Lo studioso della tarantinità,
Antonio Fornaro che ha, in questi giorni, pubblicato “Fourcè….’nguè” un
dizionario tascabile italo dialettale, utile e indispensabile per conoscere e
approfondire la Pasqua tarantina dalla Quaresima alla Settimana Santa, ha
illustrato come, nel tempo, la marcia sia diventata elemento importante e
indispensabile nella dinamica dei Riti della Settimana Santa che, certamente,
sono i più rilevanti a livello europeo.
Il relatore, nel suo
intervento si è soffermato sull’aspetto storico della processione e delle marce
funebri. È stato Giuseppe Cacace nel 1850 a comporre la prima marcia dal titolo
“Inno a Cristo morto”, meglio conosciuta come “Tuppe Tuppe”.
Prima della nascita delle
marce erano i suoni delle troccole e dei tamburi che accompagnavano la
processione. In età antecedente erano, invece, i canti popolari della passione.
La processione della Chiesa
del Carmine è nata nel 1850. L’inizio delle bande, invece, risale al 18887.
Sabato nella città vecchia
si è reso omaggio alla figura di Fedele Massante, appassionato e ricercatore
delle marce funebri. Nei suoi studi ne ha classificate 240.
Onore e merito a chi ha
lavorato e continua a farlo per portare alla conoscenza di tutti, tradizioni e
storie che arricchiscono, da più punti, il valore culturale di una città ricca
di storia e che, grazie anche alle musiche della Settimana Santa, si presenta
al mondo in tutta la sua variegata bellezza.

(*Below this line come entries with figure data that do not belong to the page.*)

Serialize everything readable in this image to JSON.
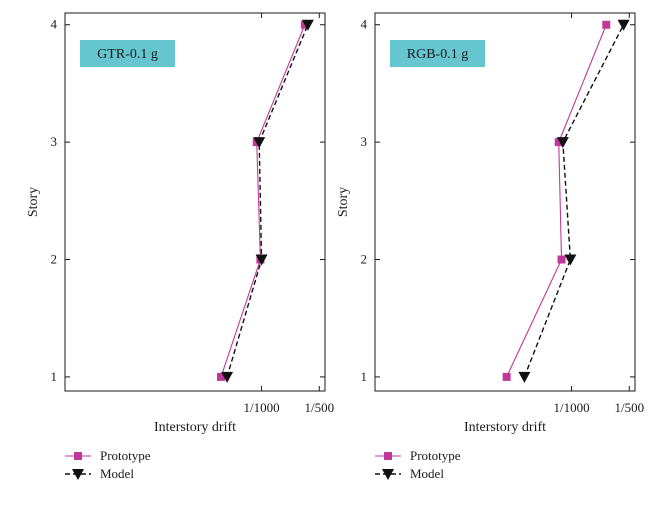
{
  "chart_data": [
    {
      "type": "line",
      "panel_label": "GTR-0.1 g",
      "xlabel": "Interstory drift",
      "ylabel": "Story",
      "xscale": "reciprocal",
      "xticks": [
        {
          "value": 0.001,
          "label": "1/1000"
        },
        {
          "value": 0.002,
          "label": "1/500"
        }
      ],
      "xlim": [
        0.00037,
        0.00222
      ],
      "yticks": [
        1,
        2,
        3,
        4
      ],
      "ylim": [
        0.88,
        4.1
      ],
      "grid": false,
      "series": [
        {
          "name": "Prototype",
          "marker": "square",
          "color": "#c0399a",
          "dash": "solid",
          "x": [
            0.00074,
            0.00099,
            0.00096,
            0.0016
          ],
          "y": [
            1,
            2,
            3,
            4
          ]
        },
        {
          "name": "Model",
          "marker": "triangle-down",
          "color": "#111111",
          "dash": "dashed",
          "x": [
            0.00077,
            0.001,
            0.00098,
            0.00167
          ],
          "y": [
            1,
            2,
            3,
            4
          ]
        }
      ]
    },
    {
      "type": "line",
      "panel_label": "RGB-0.1 g",
      "xlabel": "Interstory drift",
      "ylabel": "Story",
      "xscale": "reciprocal",
      "xticks": [
        {
          "value": 0.001,
          "label": "1/1000"
        },
        {
          "value": 0.002,
          "label": "1/500"
        }
      ],
      "xlim": [
        0.00037,
        0.00222
      ],
      "yticks": [
        1,
        2,
        3,
        4
      ],
      "ylim": [
        0.88,
        4.1
      ],
      "grid": false,
      "series": [
        {
          "name": "Prototype",
          "marker": "square",
          "color": "#c0399a",
          "dash": "solid",
          "x": [
            0.00064,
            0.00092,
            0.0009,
            0.00143
          ],
          "y": [
            1,
            2,
            3,
            4
          ]
        },
        {
          "name": "Model",
          "marker": "triangle-down",
          "color": "#111111",
          "dash": "dashed",
          "x": [
            0.00071,
            0.00099,
            0.00093,
            0.00182
          ],
          "y": [
            1,
            2,
            3,
            4
          ]
        }
      ]
    }
  ],
  "legend": [
    {
      "label": "Prototype"
    },
    {
      "label": "Model"
    }
  ],
  "colors": {
    "panel_label_bg": "#66c6cf",
    "prototype": "#c0399a",
    "model": "#111111"
  }
}
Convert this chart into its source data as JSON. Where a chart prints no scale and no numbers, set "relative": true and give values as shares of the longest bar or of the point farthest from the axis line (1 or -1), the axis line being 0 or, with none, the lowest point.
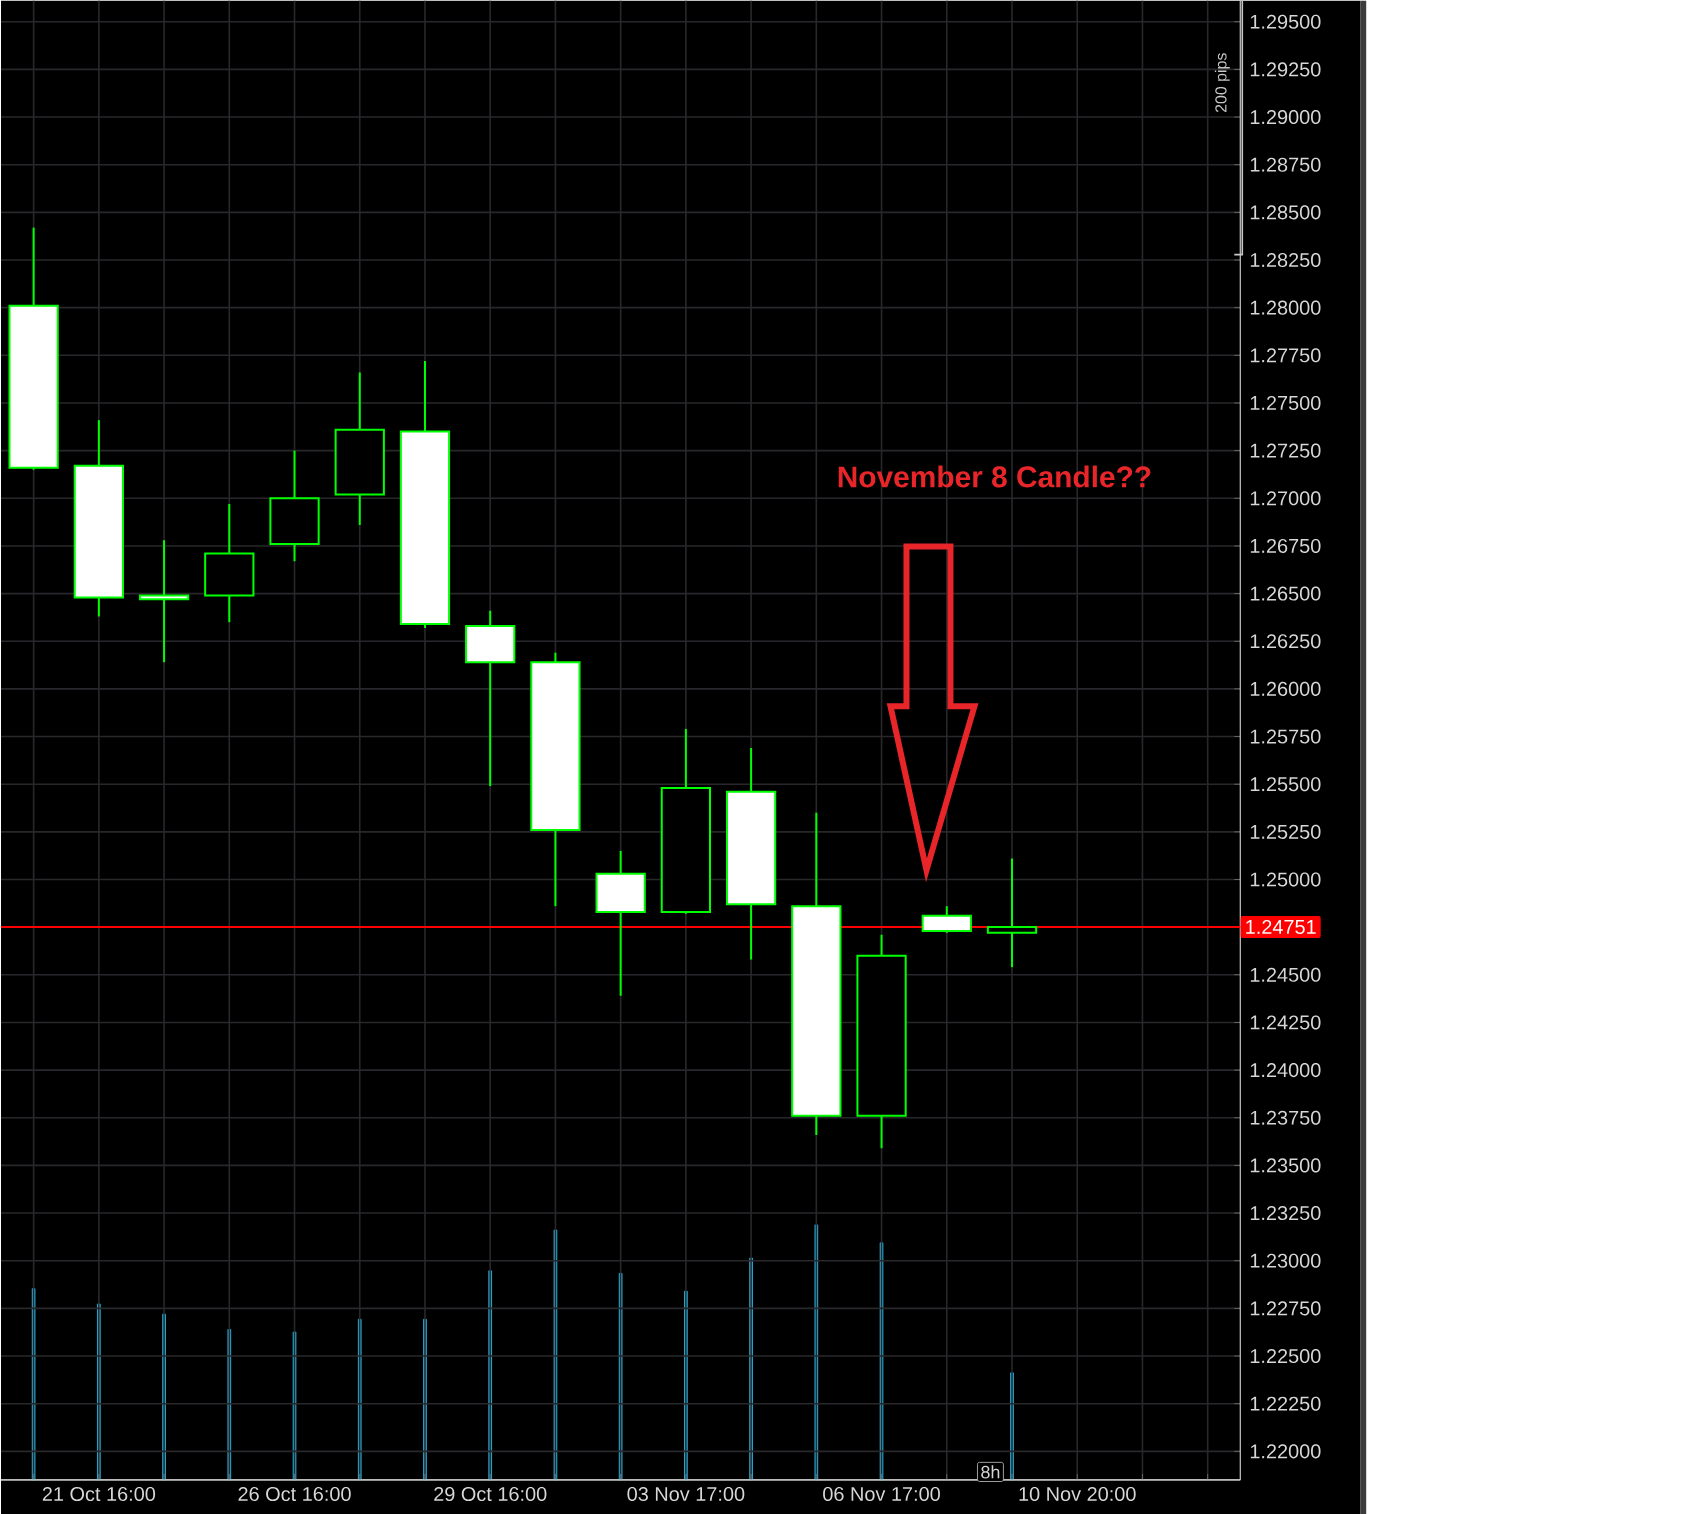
{
  "chart_data": [
    {
      "type": "candlestick",
      "categories": [
        null,
        "21 Oct 16:00",
        null,
        null,
        "26 Oct 16:00",
        null,
        null,
        "29 Oct 16:00",
        null,
        null,
        "03 Nov 17:00",
        null,
        null,
        "06 Nov 17:00",
        null,
        null,
        "10 Nov 20:00",
        null,
        null
      ],
      "ohlc": [
        [
          1.2801,
          1.2842,
          1.2715,
          1.2716
        ],
        [
          1.2717,
          1.2741,
          1.2638,
          1.2648
        ],
        [
          1.2649,
          1.2678,
          1.2614,
          1.2647
        ],
        [
          1.2649,
          1.2697,
          1.2635,
          1.2671
        ],
        [
          1.2676,
          1.2725,
          1.2667,
          1.27
        ],
        [
          1.2702,
          1.2766,
          1.2686,
          1.2736
        ],
        [
          1.2735,
          1.2772,
          1.2632,
          1.2634
        ],
        [
          1.2633,
          1.2641,
          1.2549,
          1.2614
        ],
        [
          1.2614,
          1.2619,
          1.2486,
          1.2526
        ],
        [
          1.2503,
          1.2515,
          1.2439,
          1.2483
        ],
        [
          1.2483,
          1.2579,
          1.2482,
          1.2548
        ],
        [
          1.2546,
          1.2569,
          1.2458,
          1.2487
        ],
        [
          1.2486,
          1.2535,
          1.2366,
          1.2376
        ],
        [
          1.2376,
          1.2471,
          1.2359,
          1.246
        ],
        [
          1.2481,
          1.2486,
          1.2472,
          1.2473
        ],
        [
          1.2472,
          1.2511,
          1.2454,
          1.24751
        ],
        null,
        null,
        null
      ],
      "color": "#00ff00",
      "ylim": [
        1.2185,
        1.2961
      ],
      "yticks": [
        {
          "value": 1.22,
          "label": "1.22000"
        },
        {
          "value": 1.2225,
          "label": "1.22250"
        },
        {
          "value": 1.225,
          "label": "1.22500"
        },
        {
          "value": 1.2275,
          "label": "1.22750"
        },
        {
          "value": 1.23,
          "label": "1.23000"
        },
        {
          "value": 1.2325,
          "label": "1.23250"
        },
        {
          "value": 1.235,
          "label": "1.23500"
        },
        {
          "value": 1.2375,
          "label": "1.23750"
        },
        {
          "value": 1.24,
          "label": "1.24000"
        },
        {
          "value": 1.2425,
          "label": "1.24250"
        },
        {
          "value": 1.245,
          "label": "1.24500"
        },
        {
          "value": 1.2475,
          "label": null
        },
        {
          "value": 1.25,
          "label": "1.25000"
        },
        {
          "value": 1.2525,
          "label": "1.25250"
        },
        {
          "value": 1.255,
          "label": "1.25500"
        },
        {
          "value": 1.2575,
          "label": "1.25750"
        },
        {
          "value": 1.26,
          "label": "1.26000"
        },
        {
          "value": 1.2625,
          "label": "1.26250"
        },
        {
          "value": 1.265,
          "label": "1.26500"
        },
        {
          "value": 1.2675,
          "label": "1.26750"
        },
        {
          "value": 1.27,
          "label": "1.27000"
        },
        {
          "value": 1.2725,
          "label": "1.27250"
        },
        {
          "value": 1.275,
          "label": "1.27500"
        },
        {
          "value": 1.2775,
          "label": "1.27750"
        },
        {
          "value": 1.28,
          "label": "1.28000"
        },
        {
          "value": 1.2825,
          "label": "1.28250"
        },
        {
          "value": 1.285,
          "label": "1.28500"
        },
        {
          "value": 1.2875,
          "label": "1.28750"
        },
        {
          "value": 1.29,
          "label": "1.29000"
        },
        {
          "value": 1.2925,
          "label": "1.29250"
        },
        {
          "value": 1.295,
          "label": "1.29500"
        }
      ],
      "grid": true,
      "ref_lines": [
        {
          "axis": "y",
          "value": 1.24751,
          "label": "1.24751",
          "color": "#ff0000"
        }
      ],
      "annotations": [
        "November 8 Candle??",
        "200 pips",
        "8h"
      ]
    },
    {
      "type": "bar",
      "relative": true,
      "color": "#29b6e6",
      "categories": [
        null,
        null,
        null,
        null,
        null,
        null,
        null,
        null,
        null,
        null,
        null,
        null,
        null,
        null,
        null,
        null,
        null,
        null,
        null
      ],
      "values": [
        0.75,
        0.69,
        0.65,
        0.59,
        0.58,
        0.63,
        0.63,
        0.82,
        0.98,
        0.81,
        0.74,
        0.87,
        1,
        0.93,
        null,
        0.42,
        null,
        null,
        null
      ]
    }
  ]
}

Il poeta Domenico Semeraro
ha letto due belle liriche sul tema. Il pittore Ruggero Di Giorgio ha
presentato tre sue tele raffiguranti momenti legati all’argomento trattato.
In chiusura si può affermare
che si è tornati, tramite la storia dei compositori, a un mondo antico, pieno
di semplicità e di note musicali che nascevano spontaneamente, al pari di una
poesia.
Presenza Lucana rende
omaggio ai musicisti, riferiti nella serata, citandone i loro nomi: Giuseppe
Cacace, Francesco De Benedictis, Domenico Bastia, Vincenzo Canale, Adolfo
Bonelli, Francesco Buzzacchino, Domenico Colucci, Luigi Rizzola, Pietro
Marincola, Giacomo Lacerenza, Davide Latagliata, Michele Ventrelli, Vincenzo
Consenti, Nino Lanave, Vittorio Manente, Nino Ippolito, Angelo Lamanna, Dino
Milella, Vincenzo Simonetti e Giuseppe Gregucci.